Пыль. Мелькание, мельтешение. Солнце коснулось расщелины между вершинами, багряный свет тускнеет – и нет у предводителя возможности следить за полем боя сквозь смотровую щель. Лютгер поднимает забрало.
Псы, извернувшись, вгрызлись в плоть вепря, но он отбивается так, что прыжок их вышел крив. Мимо шеи промахнулись, на загривке не повисли. Терзают панцирно-крепкие бока, захлебываются кровью, его и своей.
Каждая капля крови теперь важна и каждая капля пота, любая уцелевшая кость, железо, вздох…
Где же охотники? Им сейчас не скрыться за своими воинами: почти все силы должны быть в бой брошены…
Вот они. То есть он: тот же, что пускал свистящую стрелу со склона двуглавого холма. При нем еще с десяток воинов, тоже в доспехах куда лучше, чем у прочих, кое у кого даже шлемы с наличниками, а под иными и кони в броне. Но это не имеет значения: все они – лишь оружие охотника, его рогатина, кинжал, свинокольный меч.
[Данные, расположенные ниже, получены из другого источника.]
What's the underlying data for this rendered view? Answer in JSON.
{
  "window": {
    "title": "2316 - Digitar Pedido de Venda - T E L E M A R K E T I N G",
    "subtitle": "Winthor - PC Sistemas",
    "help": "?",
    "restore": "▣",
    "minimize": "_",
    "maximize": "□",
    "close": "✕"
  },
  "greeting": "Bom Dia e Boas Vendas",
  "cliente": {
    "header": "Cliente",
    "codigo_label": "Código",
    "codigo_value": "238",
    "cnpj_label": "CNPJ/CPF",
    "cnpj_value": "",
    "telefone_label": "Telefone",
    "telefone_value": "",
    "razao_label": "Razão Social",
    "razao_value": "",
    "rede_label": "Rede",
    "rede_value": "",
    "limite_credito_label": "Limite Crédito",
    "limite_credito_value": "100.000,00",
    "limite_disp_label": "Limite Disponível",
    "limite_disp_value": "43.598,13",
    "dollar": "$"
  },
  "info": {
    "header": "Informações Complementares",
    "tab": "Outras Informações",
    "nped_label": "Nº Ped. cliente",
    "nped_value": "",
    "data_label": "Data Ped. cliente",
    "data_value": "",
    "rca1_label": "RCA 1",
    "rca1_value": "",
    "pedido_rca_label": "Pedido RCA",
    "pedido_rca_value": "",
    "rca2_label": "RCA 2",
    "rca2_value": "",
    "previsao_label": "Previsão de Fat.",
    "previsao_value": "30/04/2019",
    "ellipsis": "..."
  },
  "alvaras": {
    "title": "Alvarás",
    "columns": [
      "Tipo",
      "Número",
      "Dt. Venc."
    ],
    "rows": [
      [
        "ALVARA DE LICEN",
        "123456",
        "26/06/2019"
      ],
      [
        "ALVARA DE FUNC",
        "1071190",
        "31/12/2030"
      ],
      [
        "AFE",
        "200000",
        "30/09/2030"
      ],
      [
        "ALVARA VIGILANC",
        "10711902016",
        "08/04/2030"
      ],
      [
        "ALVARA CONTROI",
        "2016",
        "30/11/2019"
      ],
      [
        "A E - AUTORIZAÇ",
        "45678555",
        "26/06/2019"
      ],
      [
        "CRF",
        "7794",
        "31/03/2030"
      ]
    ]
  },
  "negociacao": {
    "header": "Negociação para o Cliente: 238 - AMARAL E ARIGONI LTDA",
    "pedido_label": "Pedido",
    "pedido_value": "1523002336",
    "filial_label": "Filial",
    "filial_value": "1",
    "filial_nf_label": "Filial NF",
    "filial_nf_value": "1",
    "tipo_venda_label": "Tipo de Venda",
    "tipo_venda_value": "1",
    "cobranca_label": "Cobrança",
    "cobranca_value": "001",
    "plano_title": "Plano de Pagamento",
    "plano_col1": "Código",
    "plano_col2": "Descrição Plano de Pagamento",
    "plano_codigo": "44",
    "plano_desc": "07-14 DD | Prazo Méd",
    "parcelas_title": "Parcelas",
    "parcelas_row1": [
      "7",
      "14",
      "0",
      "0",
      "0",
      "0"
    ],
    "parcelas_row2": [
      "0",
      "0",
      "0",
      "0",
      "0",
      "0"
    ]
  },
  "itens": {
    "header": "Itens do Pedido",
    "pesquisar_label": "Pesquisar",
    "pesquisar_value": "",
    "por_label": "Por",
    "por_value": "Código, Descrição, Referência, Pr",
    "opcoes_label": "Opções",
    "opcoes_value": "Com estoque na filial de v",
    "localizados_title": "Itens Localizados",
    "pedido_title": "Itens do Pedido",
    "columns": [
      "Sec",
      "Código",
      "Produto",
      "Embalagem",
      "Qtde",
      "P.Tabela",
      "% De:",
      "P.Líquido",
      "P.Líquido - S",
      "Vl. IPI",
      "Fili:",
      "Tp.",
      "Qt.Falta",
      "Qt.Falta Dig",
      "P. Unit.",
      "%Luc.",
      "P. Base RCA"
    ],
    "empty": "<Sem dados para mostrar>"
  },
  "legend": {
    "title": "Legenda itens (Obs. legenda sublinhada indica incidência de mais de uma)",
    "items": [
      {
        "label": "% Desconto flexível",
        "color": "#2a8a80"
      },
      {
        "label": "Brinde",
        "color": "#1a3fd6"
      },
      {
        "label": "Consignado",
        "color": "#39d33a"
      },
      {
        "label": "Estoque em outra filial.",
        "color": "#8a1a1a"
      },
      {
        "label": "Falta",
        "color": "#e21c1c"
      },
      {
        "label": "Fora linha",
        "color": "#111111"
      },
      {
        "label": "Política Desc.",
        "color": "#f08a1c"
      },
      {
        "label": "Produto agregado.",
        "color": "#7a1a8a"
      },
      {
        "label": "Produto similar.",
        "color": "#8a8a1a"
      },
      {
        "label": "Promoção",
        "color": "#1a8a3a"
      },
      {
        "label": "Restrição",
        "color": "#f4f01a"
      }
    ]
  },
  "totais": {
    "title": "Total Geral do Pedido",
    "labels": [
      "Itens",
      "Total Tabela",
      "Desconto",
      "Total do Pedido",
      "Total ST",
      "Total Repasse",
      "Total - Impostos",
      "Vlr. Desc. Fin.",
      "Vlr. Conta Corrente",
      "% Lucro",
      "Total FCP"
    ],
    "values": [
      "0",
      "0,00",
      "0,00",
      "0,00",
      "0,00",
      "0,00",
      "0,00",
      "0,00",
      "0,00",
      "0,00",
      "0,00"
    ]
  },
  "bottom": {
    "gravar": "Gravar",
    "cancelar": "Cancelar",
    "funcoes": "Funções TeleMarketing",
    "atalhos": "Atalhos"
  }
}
Кажется, с утра по меньшей мере двое охотников было. Должно быть, один сложил-таки голову. Или с самого начала был единственный. Не важно.
Важно – как бы вепрю обрести упор, чтобы стряхнуть псов и рвануться еще раз. Он еще в силах. Тогда с воем осыплются с него собаки, и откроется путь к охотнику, пускай лишь на мгновение, но можно успеть, можно… А сейчас кабан бестолково топчется на месте, цепляя клыками собак, но не видя их хозяина.
Лютгер вдруг ощутил себя в этот момент одновременно глазами и клыками вепря. Только ноги его сейчас увязли: между ним и охотником – ложбина, до краев заполненная кровавым водоворотом. Кипение людей, коней и оружия. Не пробиться.
Рука его потянулась к задней луке седла за рогом – но рога там не оказалось, одни осколки.
Тяжелая стрела гулко ударила в шлем. Лучник метил в лицо под отверстым забралом, но дал промах. Опускать забрало по-прежнему нельзя.
– Помощь наша в Тебе, Господи! – в отчаянии воззвал Лютгер – и был услышан.
– В имени Твоем! – донеслось единственно оттуда, откуда надо сейчас: из-за пределов водоворота. – Благодарение Тебе! Сотворившему небо и землю!
Если бы Лютгер не узнал отца Петара по молитве – узнал бы по булаве, в алой жиже до самой рукояти. Как видно, настал час, когда разрешаются все запреты.
– Отче! – крикнул он. И указал мечом.
Крик его, сопровождаемый этим жестом, перелетел над полем боя, как свистящая стрела. Ударил в цель.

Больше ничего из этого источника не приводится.